Читать книгу Человеческое тело - Паоло Джордано - Страница 7

Часть первая
В пустыне
Вздох

Оглавление

В любимчиках всю жизнь ходила она. Я это понял рано – когда был еще совсем маленьким и родители даже не сомневались, что ловко разыграют комедию и никто не догадается, что их любовь распределена вовсе не поровну. Они инстинктивно направляли взгляд на Марианну и только потом, как бывает, когда замечаешь, что что-то не так, переводили глаза на нижеподписавшегося, награждая меня неестественно широкой улыбкой. Дело не в том, что они слепо повиновались приказу, который отдала им судьба, определив порядок нашего появления на свет, и уж тем паче не в лени и не в рассеянности. И неправда, что они замечали Марианну первой, потому что она была выше ростом, как говорили мне одно время. Само присутствие за обеденным столом девочки с прижатой ободком челкой, девочки, окутанной пеной в ванне или склонившейся над тетрадками, зачаровывало их, будто они видели ее в первый раз. Родители одновременно широко раскрывали глаза, зрачки вспыхивали от радости и смятения – наверное, тот же свет загорелся в их глазах, когда они с трепетом наблюдали чудо ее рождения.
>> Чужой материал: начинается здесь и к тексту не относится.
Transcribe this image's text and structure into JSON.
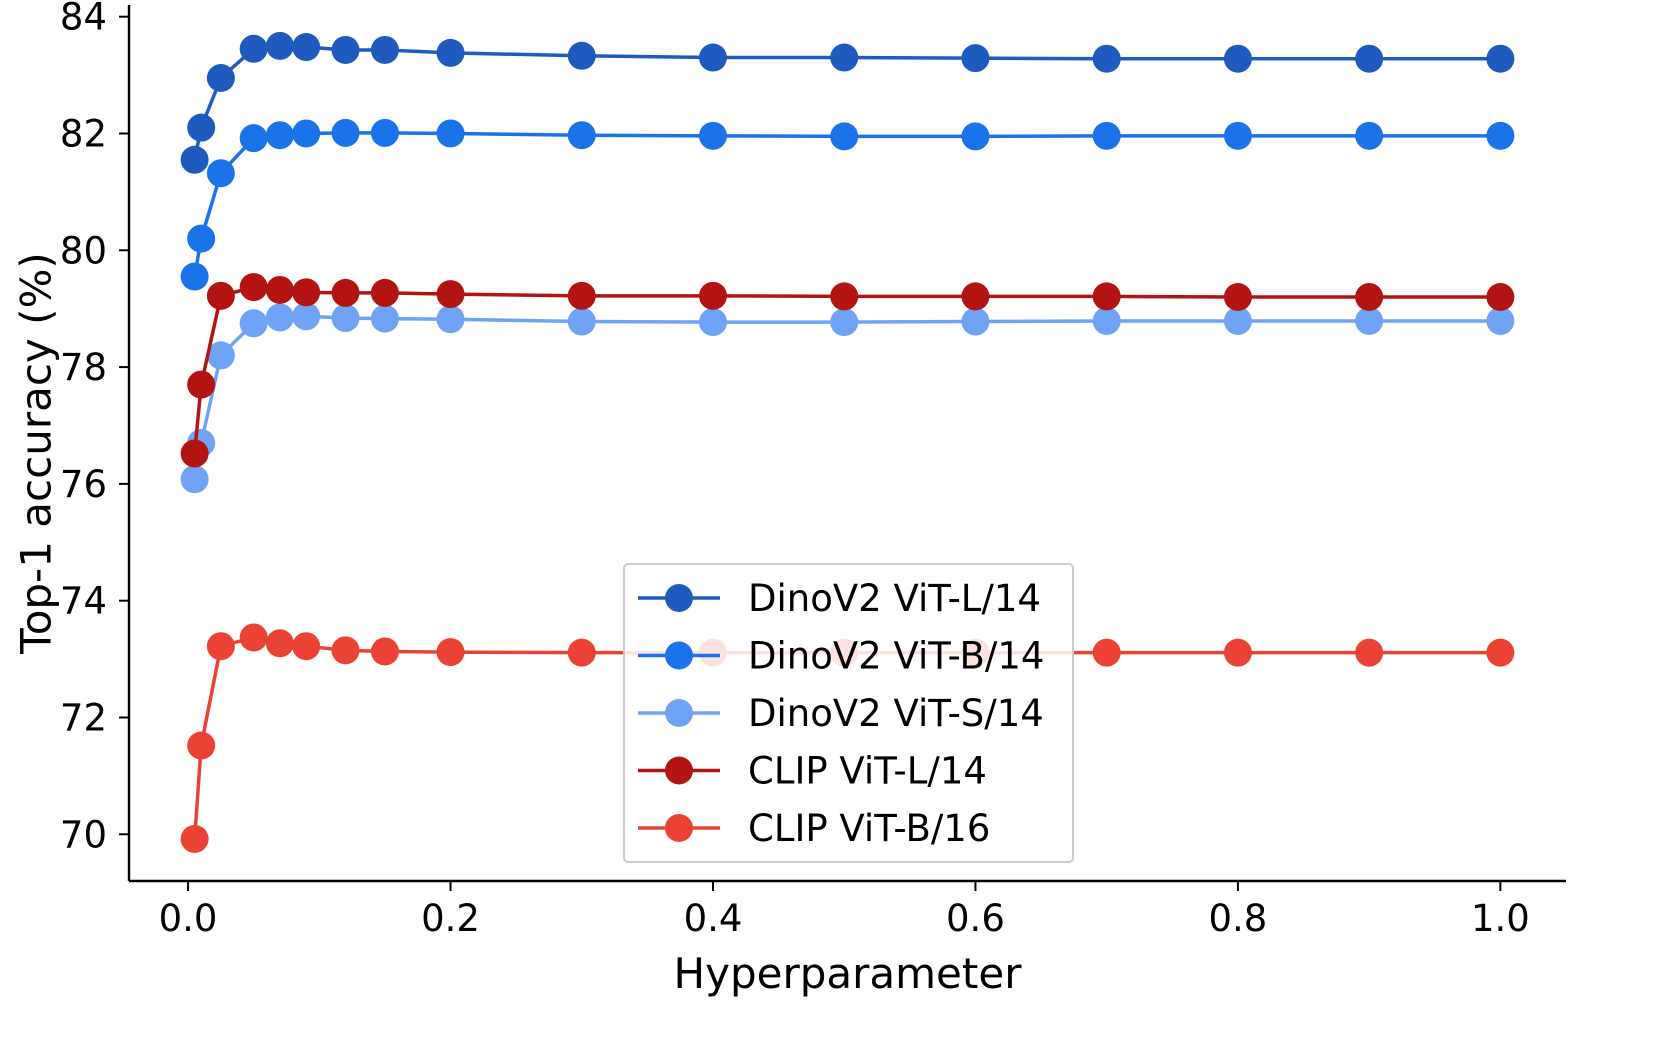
{
  "chart_data": {
    "type": "line",
    "title": "",
    "xlabel": "Hyperparameter",
    "ylabel": "Top-1 accuracy (%)",
    "xlim": [
      -0.045,
      1.05
    ],
    "ylim": [
      69.2,
      84.2
    ],
    "xticks": [
      0.0,
      0.2,
      0.4,
      0.6,
      0.8,
      1.0
    ],
    "xtick_labels": [
      "0.0",
      "0.2",
      "0.4",
      "0.6",
      "0.8",
      "1.0"
    ],
    "yticks": [
      70,
      72,
      74,
      76,
      78,
      80,
      82,
      84
    ],
    "ytick_labels": [
      "70",
      "72",
      "74",
      "76",
      "78",
      "80",
      "82",
      "84"
    ],
    "grid": false,
    "legend_position": "lower-center",
    "x": [
      0.005,
      0.01,
      0.025,
      0.05,
      0.07,
      0.09,
      0.12,
      0.15,
      0.2,
      0.3,
      0.4,
      0.5,
      0.6,
      0.7,
      0.8,
      0.9,
      1.0
    ],
    "series": [
      {
        "name": "DinoV2 ViT-L/14",
        "color": "#1f5bbf",
        "values": [
          81.55,
          82.1,
          82.95,
          83.45,
          83.5,
          83.48,
          83.43,
          83.43,
          83.38,
          83.33,
          83.3,
          83.3,
          83.29,
          83.28,
          83.28,
          83.28,
          83.28
        ]
      },
      {
        "name": "DinoV2 ViT-B/14",
        "color": "#1a73e8",
        "values": [
          79.55,
          80.2,
          81.32,
          81.92,
          81.97,
          82.0,
          82.01,
          82.01,
          82.0,
          81.97,
          81.96,
          81.95,
          81.95,
          81.96,
          81.96,
          81.96,
          81.96
        ]
      },
      {
        "name": "DinoV2 ViT-S/14",
        "color": "#6ea3f5",
        "values": [
          76.08,
          76.7,
          78.2,
          78.75,
          78.85,
          78.87,
          78.84,
          78.83,
          78.82,
          78.78,
          78.77,
          78.77,
          78.78,
          78.79,
          78.79,
          78.79,
          78.79
        ]
      },
      {
        "name": "CLIP ViT-L/14",
        "color": "#b31412",
        "values": [
          76.52,
          77.7,
          79.22,
          79.37,
          79.32,
          79.28,
          79.27,
          79.27,
          79.25,
          79.22,
          79.22,
          79.21,
          79.21,
          79.21,
          79.2,
          79.2,
          79.2
        ]
      },
      {
        "name": "CLIP ViT-B/16",
        "color": "#ea4335",
        "values": [
          69.92,
          71.52,
          73.22,
          73.37,
          73.27,
          73.22,
          73.15,
          73.13,
          73.12,
          73.11,
          73.11,
          73.11,
          73.11,
          73.11,
          73.11,
          73.11,
          73.11
        ]
      }
    ]
  }
}
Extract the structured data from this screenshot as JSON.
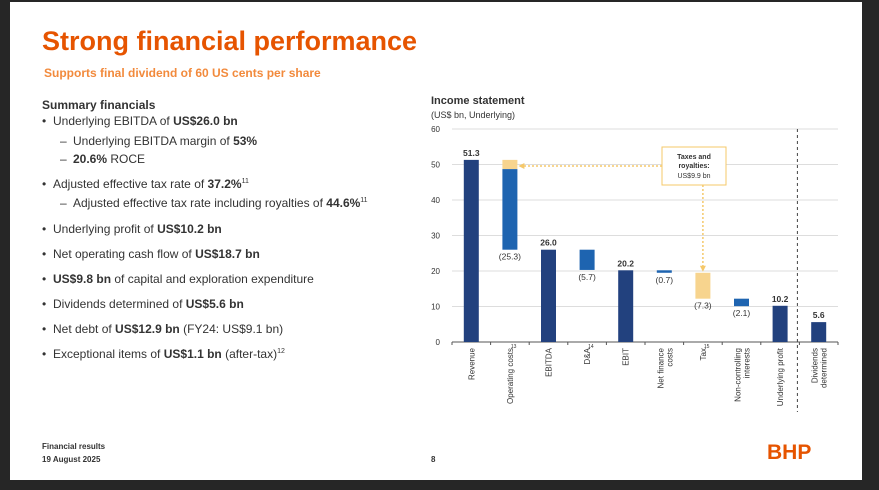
{
  "slide": {
    "title": "Strong financial performance",
    "subtitle": "Supports final dividend of 60 US cents per share",
    "summary_heading": "Summary financials",
    "footer_line1": "Financial results",
    "footer_line2": "19 August 2025",
    "page_number": "8",
    "logo": "BHP",
    "brand_color": "#e65400"
  },
  "summary": [
    {
      "level": 1,
      "pre": "Underlying EBITDA of ",
      "bold": "US$26.0 bn",
      "post": "",
      "sup": ""
    },
    {
      "level": 2,
      "pre": "Underlying EBITDA margin of ",
      "bold": "53%",
      "post": "",
      "sup": ""
    },
    {
      "level": 2,
      "pre": "",
      "bold": "20.6%",
      "post": " ROCE",
      "sup": ""
    },
    {
      "level": 1,
      "pre": "Adjusted effective tax rate of ",
      "bold": "37.2%",
      "post": "",
      "sup": "11"
    },
    {
      "level": 2,
      "pre": "Adjusted effective tax rate including royalties of ",
      "bold": "44.6%",
      "post": "",
      "sup": "11"
    },
    {
      "level": 1,
      "pre": "Underlying profit of ",
      "bold": "US$10.2 bn",
      "post": "",
      "sup": ""
    },
    {
      "level": 1,
      "pre": "Net operating cash flow of ",
      "bold": "US$18.7 bn",
      "post": "",
      "sup": ""
    },
    {
      "level": 1,
      "pre": "",
      "bold": "US$9.8 bn",
      "post": " of capital and exploration expenditure",
      "sup": ""
    },
    {
      "level": 1,
      "pre": "Dividends determined of ",
      "bold": "US$5.6 bn",
      "post": "",
      "sup": ""
    },
    {
      "level": 1,
      "pre": "Net debt of ",
      "bold": "US$12.9 bn",
      "post": " (FY24: US$9.1 bn)",
      "sup": ""
    },
    {
      "level": 1,
      "pre": "Exceptional items of ",
      "bold": "US$1.1 bn",
      "post": " (after-tax)",
      "sup": "12"
    }
  ],
  "chart_data": {
    "type": "bar",
    "subtype": "waterfall",
    "title": "Income statement",
    "subtitle": "(US$ bn, Underlying)",
    "ylim": [
      0,
      60
    ],
    "yticks": [
      0,
      10,
      20,
      30,
      40,
      50,
      60
    ],
    "grid": true,
    "categories": [
      "Revenue",
      "Operating costs",
      "EBITDA",
      "D&A",
      "EBIT",
      "Net finance costs",
      "Tax",
      "Non-controlling interests",
      "Underlying profit",
      "Dividends determined"
    ],
    "category_sups": [
      "",
      "13",
      "",
      "14",
      "",
      "",
      "15",
      "",
      "",
      ""
    ],
    "bars": [
      {
        "kind": "total",
        "start": 0,
        "end": 51.3,
        "label": "51.3"
      },
      {
        "kind": "decrease",
        "start": 51.3,
        "end": 26.0,
        "label": "(25.3)",
        "royalties_portion": 2.6
      },
      {
        "kind": "total",
        "start": 0,
        "end": 26.0,
        "label": "26.0"
      },
      {
        "kind": "decrease",
        "start": 26.0,
        "end": 20.3,
        "label": "(5.7)"
      },
      {
        "kind": "total",
        "start": 0,
        "end": 20.2,
        "label": "20.2"
      },
      {
        "kind": "decrease",
        "start": 20.2,
        "end": 19.5,
        "label": "(0.7)"
      },
      {
        "kind": "tax",
        "start": 19.5,
        "end": 12.2,
        "label": "(7.3)"
      },
      {
        "kind": "decrease",
        "start": 12.2,
        "end": 10.1,
        "label": "(2.1)"
      },
      {
        "kind": "total",
        "start": 0,
        "end": 10.2,
        "label": "10.2"
      },
      {
        "kind": "total",
        "start": 0,
        "end": 5.6,
        "label": "5.6"
      }
    ],
    "callout": {
      "line1": "Taxes and",
      "line2": "royalties:",
      "line3": "US$9.9 bn"
    },
    "colors": {
      "total": "#22417e",
      "decrease": "#1e64b0",
      "tax": "#f7d48e",
      "grid": "#dddddd",
      "callout": "#f5c86a"
    }
  }
}
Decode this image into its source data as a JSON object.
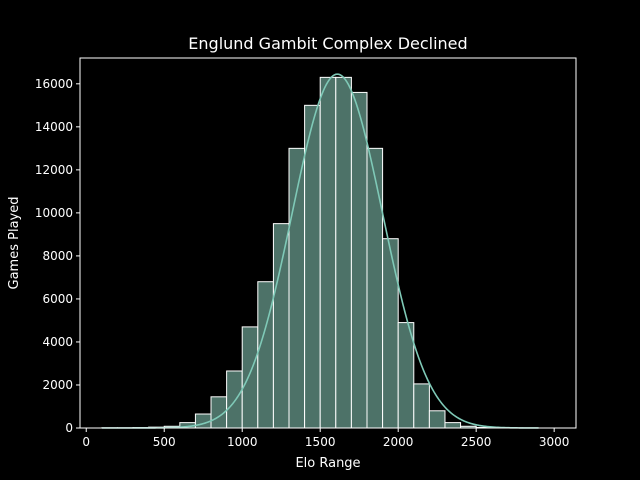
{
  "chart_data": {
    "type": "bar",
    "title": "Englund Gambit Complex Declined",
    "xlabel": "Elo Range",
    "ylabel": "Games Played",
    "xlim": [
      -40,
      3140
    ],
    "ylim": [
      0,
      17200
    ],
    "xticks": [
      0,
      500,
      1000,
      1500,
      2000,
      2500,
      3000
    ],
    "yticks": [
      0,
      2000,
      4000,
      6000,
      8000,
      10000,
      12000,
      14000,
      16000
    ],
    "bins": [
      {
        "x0": 100,
        "x1": 200,
        "value": 10
      },
      {
        "x0": 200,
        "x1": 300,
        "value": 10
      },
      {
        "x0": 300,
        "x1": 400,
        "value": 20
      },
      {
        "x0": 400,
        "x1": 500,
        "value": 40
      },
      {
        "x0": 500,
        "x1": 600,
        "value": 80
      },
      {
        "x0": 600,
        "x1": 700,
        "value": 250
      },
      {
        "x0": 700,
        "x1": 800,
        "value": 650
      },
      {
        "x0": 800,
        "x1": 900,
        "value": 1450
      },
      {
        "x0": 900,
        "x1": 1000,
        "value": 2650
      },
      {
        "x0": 1000,
        "x1": 1100,
        "value": 4700
      },
      {
        "x0": 1100,
        "x1": 1200,
        "value": 6800
      },
      {
        "x0": 1200,
        "x1": 1300,
        "value": 9500
      },
      {
        "x0": 1300,
        "x1": 1400,
        "value": 13000
      },
      {
        "x0": 1400,
        "x1": 1500,
        "value": 15000
      },
      {
        "x0": 1500,
        "x1": 1600,
        "value": 16300
      },
      {
        "x0": 1600,
        "x1": 1700,
        "value": 16300
      },
      {
        "x0": 1700,
        "x1": 1800,
        "value": 15600
      },
      {
        "x0": 1800,
        "x1": 1900,
        "value": 13000
      },
      {
        "x0": 1900,
        "x1": 2000,
        "value": 8800
      },
      {
        "x0": 2000,
        "x1": 2100,
        "value": 4900
      },
      {
        "x0": 2100,
        "x1": 2200,
        "value": 2050
      },
      {
        "x0": 2200,
        "x1": 2300,
        "value": 800
      },
      {
        "x0": 2300,
        "x1": 2400,
        "value": 250
      },
      {
        "x0": 2400,
        "x1": 2500,
        "value": 80
      },
      {
        "x0": 2500,
        "x1": 2600,
        "value": 25
      },
      {
        "x0": 2600,
        "x1": 2700,
        "value": 10
      },
      {
        "x0": 2700,
        "x1": 2800,
        "value": 5
      },
      {
        "x0": 2800,
        "x1": 2900,
        "value": 2
      }
    ],
    "kde": {
      "mean": 1610,
      "sd": 290,
      "peak": 16450,
      "x_range": [
        100,
        2900
      ]
    },
    "grid": false,
    "colors": {
      "background": "#000000",
      "bar_fill": "#4d7268",
      "bar_edge": "#ffffff",
      "kde_line": "#7fc9b7",
      "axes": "#ffffff"
    }
  }
}
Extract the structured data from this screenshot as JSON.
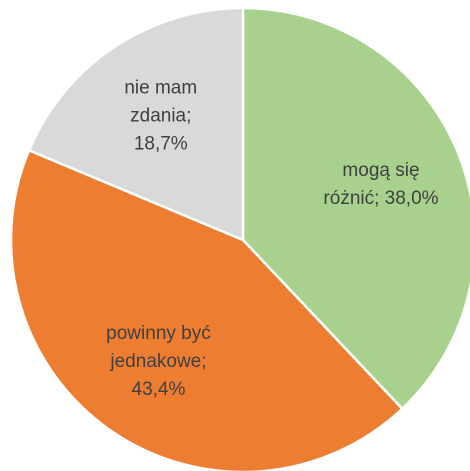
{
  "chart_data": {
    "type": "pie",
    "values": [
      38.0,
      43.4,
      18.7
    ],
    "value_labels": [
      [
        "mogą się",
        "różnić; 38,0%"
      ],
      [
        "powinny być",
        "jednakowe;",
        "43,4%"
      ],
      [
        "nie mam",
        "zdania;",
        "18,7%"
      ]
    ],
    "colors": [
      "#a9d18e",
      "#ed7d31",
      "#d9d9d9"
    ]
  }
}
– Вот она! – восклицали они хором, когда Марианна к ним подбегала, и опускались на колени, чтобы оказаться одного роста с ней. Потом, заметив меня, договаривали фразу: – И Алессандро, – на последнем слоге их голоса совсем затихали.

Все, что было предначертано мне, родившемуся через три года после сестры и появившемуся на свет в результате срочного кесарева сечения (Нини спала, Эрнесто находился в операционной и следил за действиями коллеги), оказалось не более чем неполным и небрежным повтором проявлений заботы, которую моя сестра получила сполна.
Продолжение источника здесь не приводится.